En el centro de la isla, cerca de donde estaba el poste al que me habían atado, podía verse un grupo de desdichados prisioneros envueltos por las dos enormes redes. Algunos de ellos tenían los dedos agarrotados a las mallas y miraban a cuanto les rodeaba. Algunos guerreros con lanzas hacían guardia a corta distancia y, ocasionalmente, los pinchaban con el fin de mantenerlos quietos y callados. Dentro de aquellas redes había hombres, mujeres y niños. Algo más alejados esperaban guerreros con ballestas. No muy distante del lugar vi a Henrak con la bufanda cruzando su pecho y la cartera de oro en la mano. Hablaba con el oficial alto de las insignias en el casco. Los cultivadores que había dentro de las grandes redes debían ser los últimos capturados, pues todavía estaban vestidos. Acaso hubiera un centenar de ellos. Los fueron sacando uno a uno. Los desnudaban, los ataban de pies y manos y luego los esclavos encargados de cargar el botín los llevaban a una de las naves echándolos sobre los demás.

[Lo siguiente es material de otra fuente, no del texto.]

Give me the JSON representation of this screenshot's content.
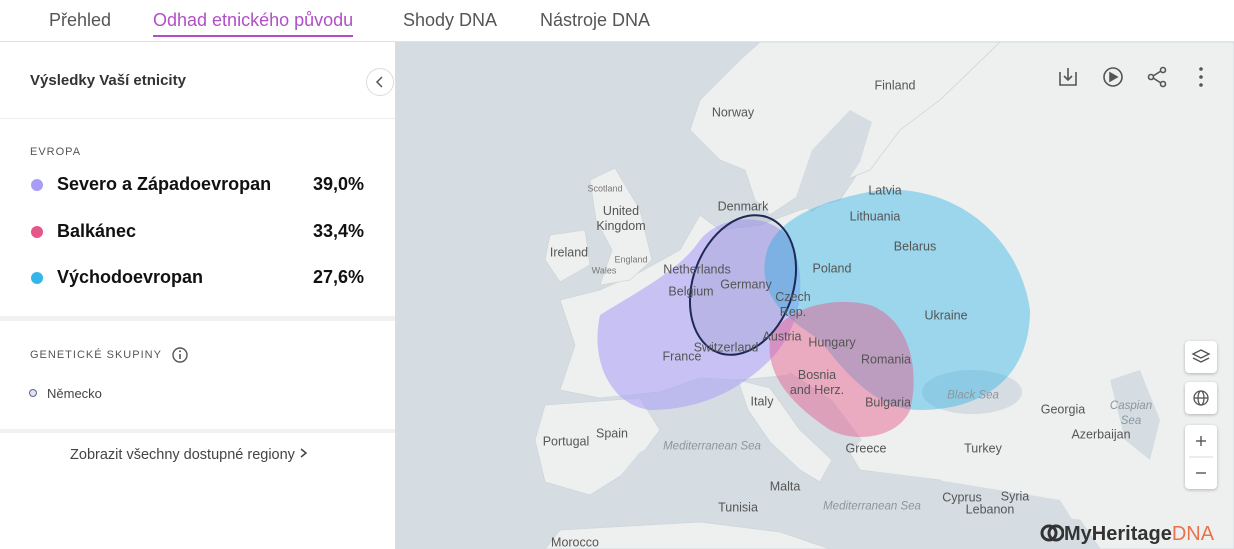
{
  "nav": {
    "tabs": [
      "Přehled",
      "Odhad etnického původu",
      "Shody DNA",
      "Nástroje DNA"
    ],
    "active": 1
  },
  "panel": {
    "title": "Výsledky Vaší etnicity",
    "section": "EVROPA",
    "ethnicities": [
      {
        "name": "Severo a Západoevropan",
        "percent": "39,0%",
        "color": "#a99cf8"
      },
      {
        "name": "Balkánec",
        "percent": "33,4%",
        "color": "#e5578a"
      },
      {
        "name": "Východoevropan",
        "percent": "27,6%",
        "color": "#35b6e9"
      }
    ],
    "groups_title": "GENETICKÉ SKUPINY",
    "groups": [
      "Německo"
    ],
    "show_all": "Zobrazit všechny dostupné regiony"
  },
  "map": {
    "labels": [
      "Finland",
      "Norway",
      "Latvia",
      "Denmark",
      "Lithuania",
      "Scotland",
      "United Kingdom",
      "Ireland",
      "England",
      "Wales",
      "Netherlands",
      "Belarus",
      "Poland",
      "Germany",
      "Belgium",
      "Czech Rep.",
      "Ukraine",
      "Austria",
      "Hungary",
      "Switzerland",
      "France",
      "Romania",
      "Bosnia and Herz.",
      "Black Sea",
      "Bulgaria",
      "Italy",
      "Georgia",
      "Caspian Sea",
      "Azerbaijan",
      "Spain",
      "Portugal",
      "Mediterranean Sea",
      "Greece",
      "Turkey",
      "Malta",
      "Cyprus",
      "Syria",
      "Tunisia",
      "Mediterranean Sea",
      "Lebanon",
      "Morocco"
    ],
    "logo": "MyHeritage",
    "logo_dna": "DNA"
  }
}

En la isla eran visibles los restos del festín, así como lo que quedaba de las chozas destruidas. También había cajas rotas, sacos destrozados, lanzas destrozadas, garrafas hechas añicos y semillas esparcidas. Y cuerpos, cuerpos inmóviles.

Dos aucas salvajes se posaron sobre la isla lejos de los hombres y de los prisioneros y empezaron a picotear entre los escombros de las chozas, acaso buscando semillas o restos de tartas de rence.

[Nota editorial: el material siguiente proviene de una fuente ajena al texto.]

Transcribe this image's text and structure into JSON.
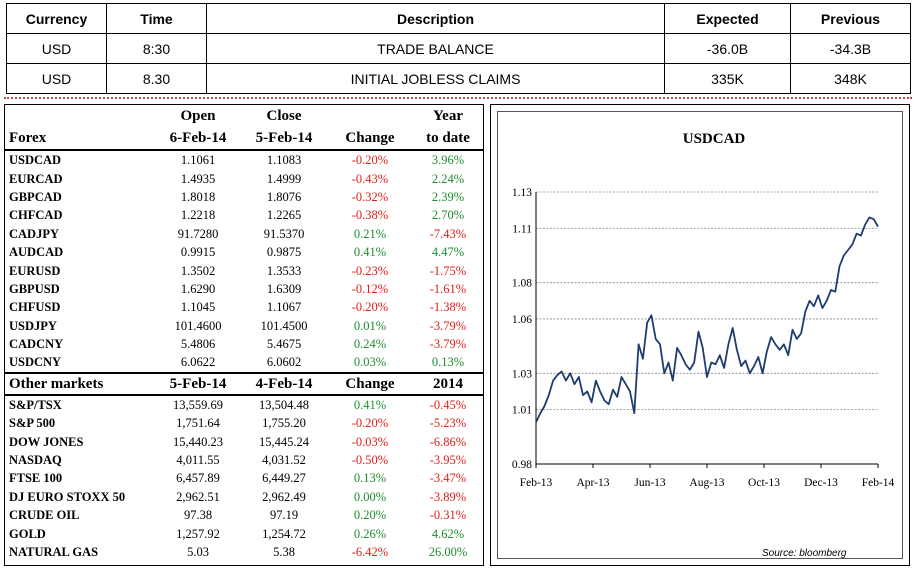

Un pequeño tark gruñía y olisqueaba entre los desperdicios. Uno de los esclavos que llevaba sobre la cabeza una especie de casco cónico lo llamó y el animal acudió a su lado. El esclavo le acarició detrás de las orejas. De pronto lo agarró y lo lanzó al pantano. Hubo un movimiento rápido en el agua y el tark desapareció.

También vi un ul, el tharlarión alado, volando a gran altura hacia el este.

Al cabo de largo rato el último de los esclavos fue colocado en una de las naves. Los esclavos recogieron y doblaron cuidadosamente las redes y las llevaron a las naves. Retiraron los tablones y tomaron asiento en los bancos destinados a los remeros, donde sin ofrecer resistencia fueron atados, uno a uno, por los tobillos. Los dos últimos en subir fueron Henrak y el oficial con las insignias doradas en el casco. Suponía que Henrak ahora sería un hombre rico en Puerto Kar, pues siendo los traficantes de esclavos sensatos rara vez traicionaban al que les trataba bien, o de lo contrario pocos Henraks encontrarían en los pantanos.